Jelly-making - some questions

The friendliest place on the web for anyone that enjoys cooking.
If you have answers, please help by responding to the unanswered posts.

necroacid0

Assistant Cook
Joined
May 14, 2010
Messages
4
i have two questions. the first is the jelly i made only yielded me one pint and an almost full pint. the almost full pint is about half an inch away from the neck. i processed them in a water bath, but im wondering if the almost full pint will be ok?
my second question is, if i double a jelly recipe and the pectin will the jelly still be ok or is there a chance on messing up the jelly?
thanks in advance
 
I would not double the recipe. You really should not mess with canning recipes.

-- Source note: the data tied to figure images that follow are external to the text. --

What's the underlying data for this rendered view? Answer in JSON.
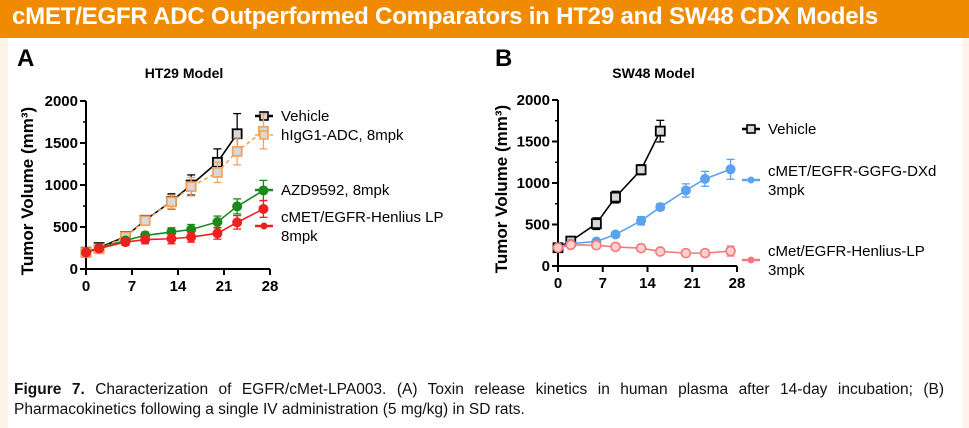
{
  "banner": {
    "title": "cMET/EGFR ADC Outperformed Comparators in HT29 and SW48 CDX Models"
  },
  "panels": {
    "a_label": "A",
    "b_label": "B"
  },
  "caption": {
    "lead": "Figure 7.",
    "text": " Characterization of EGFR/cMet-LPA003. (A) Toxin release kinetics in human plasma after 14-day incubation; (B) Pharmacokinetics following a single IV administration (5 mg/kg) in SD rats."
  },
  "chart_data": [
    {
      "type": "line",
      "title": "HT29 Model",
      "xlabel": "",
      "ylabel": "Tumor Volume (mm³)",
      "xlim": [
        0,
        28
      ],
      "ylim": [
        0,
        2000
      ],
      "x_ticks": [
        "0",
        "7",
        "14",
        "21",
        "28"
      ],
      "y_ticks": [
        "0",
        "500",
        "1000",
        "1500",
        "2000"
      ],
      "grid": false,
      "legend": "right",
      "series": [
        {
          "name": "Vehicle",
          "legend_lines": [
            "Vehicle"
          ],
          "color": "#000000",
          "marker": "square-open",
          "dashed": false,
          "x": [
            0,
            2,
            6,
            9,
            13,
            16,
            20,
            23
          ],
          "y": [
            200,
            255,
            385,
            580,
            805,
            1000,
            1270,
            1610
          ],
          "err": [
            20,
            20,
            30,
            50,
            90,
            120,
            160,
            240
          ]
        },
        {
          "name": "hIgG1-ADC, 8mpk",
          "legend_lines": [
            "hIgG1-ADC, 8mpk"
          ],
          "color": "#f4a460",
          "marker": "square-open",
          "dashed": true,
          "x": [
            0,
            2,
            6,
            9,
            13,
            16,
            20,
            23,
            27
          ],
          "y": [
            195,
            240,
            380,
            575,
            800,
            980,
            1150,
            1400,
            1640
          ],
          "err": [
            20,
            20,
            30,
            50,
            80,
            110,
            120,
            160,
            210
          ]
        },
        {
          "name": "AZD9592, 8mpk",
          "legend_lines": [
            "AZD9592, 8mpk"
          ],
          "color": "#1a8a1a",
          "marker": "circle",
          "dashed": false,
          "x": [
            0,
            2,
            6,
            9,
            13,
            16,
            20,
            23,
            27
          ],
          "y": [
            200,
            250,
            340,
            400,
            440,
            470,
            560,
            745,
            935
          ],
          "err": [
            15,
            15,
            30,
            40,
            50,
            60,
            70,
            90,
            120
          ]
        },
        {
          "name": "cMET/EGFR-Henlius LP 8mpk",
          "legend_lines": [
            "cMET/EGFR-Henlius LP",
            "8mpk"
          ],
          "color": "#ee2020",
          "marker": "circle",
          "dashed": false,
          "x": [
            0,
            2,
            6,
            9,
            13,
            16,
            20,
            23,
            27
          ],
          "y": [
            195,
            245,
            320,
            350,
            360,
            380,
            425,
            555,
            715
          ],
          "err": [
            15,
            15,
            40,
            50,
            60,
            60,
            70,
            80,
            100
          ]
        }
      ]
    },
    {
      "type": "line",
      "title": "SW48 Model",
      "xlabel": "",
      "ylabel": "Tumor Volume (mm³)",
      "xlim": [
        0,
        28
      ],
      "ylim": [
        0,
        2000
      ],
      "x_ticks": [
        "0",
        "7",
        "14",
        "21",
        "28"
      ],
      "y_ticks": [
        "0",
        "500",
        "1000",
        "1500",
        "2000"
      ],
      "grid": false,
      "legend": "right",
      "series": [
        {
          "name": "Vehicle",
          "legend_lines": [
            "Vehicle"
          ],
          "color": "#000000",
          "marker": "square-open",
          "dashed": false,
          "x": [
            0,
            2,
            6,
            9,
            13,
            16
          ],
          "y": [
            220,
            300,
            510,
            830,
            1160,
            1625
          ],
          "err": [
            15,
            20,
            70,
            70,
            60,
            130
          ]
        },
        {
          "name": "cMET/EGFR-GGFG-DXd 3mpk",
          "legend_lines": [
            "cMET/EGFR-GGFG-DXd",
            "3mpk"
          ],
          "color": "#5ba3ee",
          "marker": "circle",
          "dashed": false,
          "x": [
            0,
            2,
            6,
            9,
            13,
            16,
            20,
            23,
            27
          ],
          "y": [
            225,
            270,
            295,
            380,
            545,
            710,
            910,
            1050,
            1165
          ],
          "err": [
            15,
            15,
            20,
            30,
            50,
            40,
            80,
            90,
            120
          ]
        },
        {
          "name": "cMet/EGFR-Henlius-LP 3mpk",
          "legend_lines": [
            "cMet/EGFR-Henlius-LP",
            "3mpk"
          ],
          "color": "#f47a7a",
          "marker": "circle-open",
          "dashed": false,
          "x": [
            0,
            2,
            6,
            9,
            13,
            16,
            20,
            23,
            27
          ],
          "y": [
            220,
            255,
            250,
            230,
            215,
            175,
            155,
            155,
            180
          ],
          "err": [
            15,
            15,
            30,
            40,
            40,
            20,
            20,
            30,
            60
          ]
        }
      ]
    }
  ]
}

Just out of curiosity, why pint jars and not jelly jars? Most jelly recipes and processing times are for small jelly jars or half jelly jars? How many jars did the recipe say it would make?
 
thats the thing the recipe didnt say, and i honestly didnt think about jelly jars. i got the recipe online and it just said ball/kerr jars and made a reference to quart size. however the pic made me think pint jars.
here is the link to the recipe
How to Make Watermelon Jelly - Easily!
 
im gonna make some more tomorrow and ill get jelly jars. looking closer at the pictures i see they are smaller than the pints
 
Yes, those are jelly jars in the picture. You can find them at most big-box stores (WalMart, Target, K-Mart) but you can also find them at smaller hardware stores (like Tru-Value and ACE) and many times they are cheaper there along with the rest of the canning supplies.

If this is your first time canning PLEASE follow the directions for sterilizing your jars and equipment and processing the jars. This recipe, to me, is a bit loose/rambling with it's instructions. I'd look up the FDA instructions and read those as well.

Good luck.
 
it is my first time with jelly but not with canning. all my jars, lids, etc are boiled. i appreciate your input thanks.